While this doesn’t sound particularly benign from the perspective of domestic contractors, this shift in construction volumes will create new opportunities for exporters and for those seeking to gain a foothold in global markets through acquisition or other mechanisms. Opportunities for exporting construction services abound.
In fact, the U.S. government is a client for overseas work. As a prime example, the U.S. Department of State claims its overseas building projects are open to all qualified firms. The department’s Bureau of Overseas Buildings Operations is responsible for more than 15,000 facilities worldwide.
But the United States’ success in growing construction exports has seen only limited success thus far. According to a recent Government Accountability Office analysis, U.S. exports of construction, architectural and engineering services declined between 1995 and 2004 even as other service categories experienced noteworthy expansions.
China, with which the United States runs its single largest trade deficit, represents a logical starting point.
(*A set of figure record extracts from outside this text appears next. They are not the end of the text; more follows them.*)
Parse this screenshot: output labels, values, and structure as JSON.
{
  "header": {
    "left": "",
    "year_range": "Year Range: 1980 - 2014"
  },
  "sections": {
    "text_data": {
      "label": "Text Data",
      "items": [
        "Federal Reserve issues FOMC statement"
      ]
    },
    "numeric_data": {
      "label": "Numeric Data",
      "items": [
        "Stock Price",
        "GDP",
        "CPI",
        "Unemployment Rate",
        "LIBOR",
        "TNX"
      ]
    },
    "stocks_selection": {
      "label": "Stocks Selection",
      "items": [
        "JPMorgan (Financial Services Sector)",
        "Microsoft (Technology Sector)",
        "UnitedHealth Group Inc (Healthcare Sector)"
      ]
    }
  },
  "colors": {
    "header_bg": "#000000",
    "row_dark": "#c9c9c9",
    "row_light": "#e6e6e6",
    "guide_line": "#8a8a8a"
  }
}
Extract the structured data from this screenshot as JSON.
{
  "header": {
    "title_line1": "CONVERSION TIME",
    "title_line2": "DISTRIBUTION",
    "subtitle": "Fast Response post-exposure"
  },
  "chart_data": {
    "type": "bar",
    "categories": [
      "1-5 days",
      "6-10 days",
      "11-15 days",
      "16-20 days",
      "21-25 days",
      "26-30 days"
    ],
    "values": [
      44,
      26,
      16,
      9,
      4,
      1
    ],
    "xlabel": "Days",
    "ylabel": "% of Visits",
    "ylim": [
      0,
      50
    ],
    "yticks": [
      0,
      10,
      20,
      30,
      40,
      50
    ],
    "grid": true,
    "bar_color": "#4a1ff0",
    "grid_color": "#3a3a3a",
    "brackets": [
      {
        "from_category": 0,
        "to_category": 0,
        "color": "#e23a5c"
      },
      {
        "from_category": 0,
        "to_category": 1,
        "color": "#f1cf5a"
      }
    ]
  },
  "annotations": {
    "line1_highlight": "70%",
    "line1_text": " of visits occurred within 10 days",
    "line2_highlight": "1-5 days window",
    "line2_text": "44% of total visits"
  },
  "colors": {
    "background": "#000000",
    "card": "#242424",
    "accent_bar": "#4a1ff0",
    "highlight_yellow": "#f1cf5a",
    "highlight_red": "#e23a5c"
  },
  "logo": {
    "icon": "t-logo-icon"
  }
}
During its current five-year planning period (2006–2010), the plan for total construction in China is estimated to reach 2 billion square meters per year (one square meter equals nearly 10.8 square feet). Overall construction spending in China rose 165 percent during a recent four-year period, according to China’s National Bureau of Statistics, and is still expanding 25 percent annually. China and India offer some of the biggest opportunities for infrastructure work as their governments race to address inadequacies that threaten to impede their booming economies.